IRS probing use of Roth IRAs to shelter large sums illegally

Investigation focusing on big accounting firm

November 11, 2003|By NEW YORK TIMES NEWS SERVICE

In 1997, Congress gave retirement savers an attractive deal: Put after-tax dollars into a Roth IRA, and withdraw all future investment gains and contributions without ever paying another penny of tax.

For some people, that is apparently not enough. They have sought to put in money on which they have never paid taxes, vastly exceed the annual contribution limit of up to $3,500 and reap much greater wealth.

The Internal Revenue Service, as part of a crackdown on abusive tax shelters, has been pressing an action against one of the country's biggest accounting firms, Grant Thornton, to force it to disclose the names of clients it advised to shelter millions of taxable dollars in Roth IRAs through shell corporations. How such a shelter worked and how it was promoted is vividly detailed in a lawsuit brought by a former Silicon Valley executive against Grant Thornton over the shelter he was sold.

The lawsuit - and the stepped-up activity by the IRS - indicate how tax shelters are no longer only for huge corporations and the super-rich. Financial arrangements that might have once been structured to shelter tens of millions of dollars in taxes are now being used for the mere millions of the simply wealthy, like those who enjoyed windfalls in salaries, stock and options during the Silicon Valley technology boom of the late 1990s. Such a democratization of the use of tax shelters threatens to strain the resources of tax enforcers and add to the burden of taxpayers

Grant Thornton declined to comment on the lawsuit or on the tax shelters.

But, according to documents filed with the lawsuit, Grant Thornton called its corporation-owned Roth IRA shelter strategy GIFT, or "Generating Income Free of Tax," and promoted the shelter in marketing brochures marked "confidential."

One brochure, full of descriptive arrows, described the shelter this way: Set up a shell company and a Roth IRA, then make the Roth IRA the effective owner of the new company by transferring shares of, and tax-free dividends from, the shell company to the Roth IRA. Next, have the shell company pay tax-free dividends, of any amount and from apparently any source, into the IRA. One benefit of GIFT, according to the brochure: "savings for higher education."

One shelter client was William C. Ross, a software sales manager. Ross filed a lawsuit against Grant Thornton and a smaller accounting firm, Raymond Creal, in June 2002 in a California court, accusing the two firms of selling him a bogus Roth IRA shelter that violated federal and state tax laws, of accounting malpractice and of breach of fiduciary duty.

According to his lawsuit, Ross first learned of Grant Thornton's shelter in the months after November 1999, when Red Hat Inc., a software company based in Raleigh, N.C., acquired Cygnus Solutions, a competitor in Sunnyvale, Calif., where Ross was then a vice president.

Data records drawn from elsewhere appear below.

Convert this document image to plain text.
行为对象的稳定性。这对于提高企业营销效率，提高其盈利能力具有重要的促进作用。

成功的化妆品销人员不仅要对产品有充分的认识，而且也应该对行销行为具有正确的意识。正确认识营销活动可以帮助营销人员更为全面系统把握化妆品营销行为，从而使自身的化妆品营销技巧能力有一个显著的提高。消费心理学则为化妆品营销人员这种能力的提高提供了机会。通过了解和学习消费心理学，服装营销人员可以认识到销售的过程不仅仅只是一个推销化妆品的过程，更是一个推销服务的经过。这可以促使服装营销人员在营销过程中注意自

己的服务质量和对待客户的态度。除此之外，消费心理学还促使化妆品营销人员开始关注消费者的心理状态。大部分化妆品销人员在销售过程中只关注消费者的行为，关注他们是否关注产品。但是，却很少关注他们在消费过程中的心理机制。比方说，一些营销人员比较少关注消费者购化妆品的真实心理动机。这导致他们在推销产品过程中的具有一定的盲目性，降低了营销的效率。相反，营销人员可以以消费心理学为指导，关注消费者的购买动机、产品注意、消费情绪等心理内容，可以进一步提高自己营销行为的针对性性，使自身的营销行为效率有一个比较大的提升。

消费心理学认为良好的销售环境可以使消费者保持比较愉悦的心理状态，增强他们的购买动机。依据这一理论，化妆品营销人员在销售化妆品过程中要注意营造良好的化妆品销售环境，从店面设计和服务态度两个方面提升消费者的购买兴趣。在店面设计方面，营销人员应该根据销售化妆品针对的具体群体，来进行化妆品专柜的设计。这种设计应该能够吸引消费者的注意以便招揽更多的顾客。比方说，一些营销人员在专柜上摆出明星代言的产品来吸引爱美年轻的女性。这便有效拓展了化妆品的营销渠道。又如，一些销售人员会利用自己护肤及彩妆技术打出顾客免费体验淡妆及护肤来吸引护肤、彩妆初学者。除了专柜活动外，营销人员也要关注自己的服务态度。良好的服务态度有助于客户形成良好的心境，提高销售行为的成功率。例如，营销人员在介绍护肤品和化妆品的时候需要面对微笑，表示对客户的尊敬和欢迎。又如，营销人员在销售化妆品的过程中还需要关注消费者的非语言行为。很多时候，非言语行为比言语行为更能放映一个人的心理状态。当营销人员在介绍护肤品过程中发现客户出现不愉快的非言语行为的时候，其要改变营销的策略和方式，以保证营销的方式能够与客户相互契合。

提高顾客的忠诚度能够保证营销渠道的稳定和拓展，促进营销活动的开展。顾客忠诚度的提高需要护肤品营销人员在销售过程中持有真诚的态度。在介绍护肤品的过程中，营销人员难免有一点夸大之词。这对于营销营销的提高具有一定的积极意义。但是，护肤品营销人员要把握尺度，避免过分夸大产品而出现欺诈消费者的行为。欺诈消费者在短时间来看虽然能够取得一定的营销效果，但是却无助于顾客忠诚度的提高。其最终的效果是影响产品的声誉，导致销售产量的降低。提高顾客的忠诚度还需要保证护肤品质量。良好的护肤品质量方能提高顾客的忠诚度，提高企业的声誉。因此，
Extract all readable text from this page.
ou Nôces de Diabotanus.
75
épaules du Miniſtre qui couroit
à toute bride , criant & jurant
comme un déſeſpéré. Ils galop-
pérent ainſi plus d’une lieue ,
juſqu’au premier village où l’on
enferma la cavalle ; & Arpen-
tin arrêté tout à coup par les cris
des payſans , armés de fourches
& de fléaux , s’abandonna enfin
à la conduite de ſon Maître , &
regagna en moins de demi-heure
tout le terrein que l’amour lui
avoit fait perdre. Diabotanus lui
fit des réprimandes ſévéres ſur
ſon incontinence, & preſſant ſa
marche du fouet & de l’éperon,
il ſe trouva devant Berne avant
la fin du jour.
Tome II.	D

Ross received approximately 35,000 Red Hat shares and options as part of the acquisition, and wanted to sell his stock quickly, his complaint states.

In early January 2000, a friend referred Ross to Robert Mather, an accountant at Raymond Creal in Fountain Valley, Calif. Mather put him in touch with A. Blair Stover, a senior tax manager at Grant Thornton in Kansas City, Mo. The two men told Ross he could sell his Red Hat - and any other - stock tax-free by setting up a small investment company in Nevada, where there is no income tax, and a Roth IRA that would buy the investment company.

Stock and options normally carry both capital gains taxes and income taxes when sold.

By Jan. 26, 2000, Grant Thornton had established Ross' Nevada-based shell company, Ticor Acquisition and Investment Co., and his Roth IRA. Ross contributed $2,000 in cash to the Roth IRA, then the legal yearly limit. He then transferred all his Red Hat shares, worth more than $1 million at the time, to the shell Nevada company, which then transferred them to the Roth IRA, according to court papers. The Roth IRA holds the shares, but does not count them as a contribution.

The total cost for the shelter for Ross was $135,000. The fee, Grant Thornton said, was tax-deductible.

IRS regulations prohibit self-dealing with Roth IRA plans.

Grant Thornton, in an unsigned letter to Ross dated Jan. 26, 2000, while not explicitly declaring the shelter legal, said that "the proposed structure does not violate the self-dealing rules."

An IRS representative did not return a request yesterday for comment.

Ross did not return repeated calls to his home requesting comment.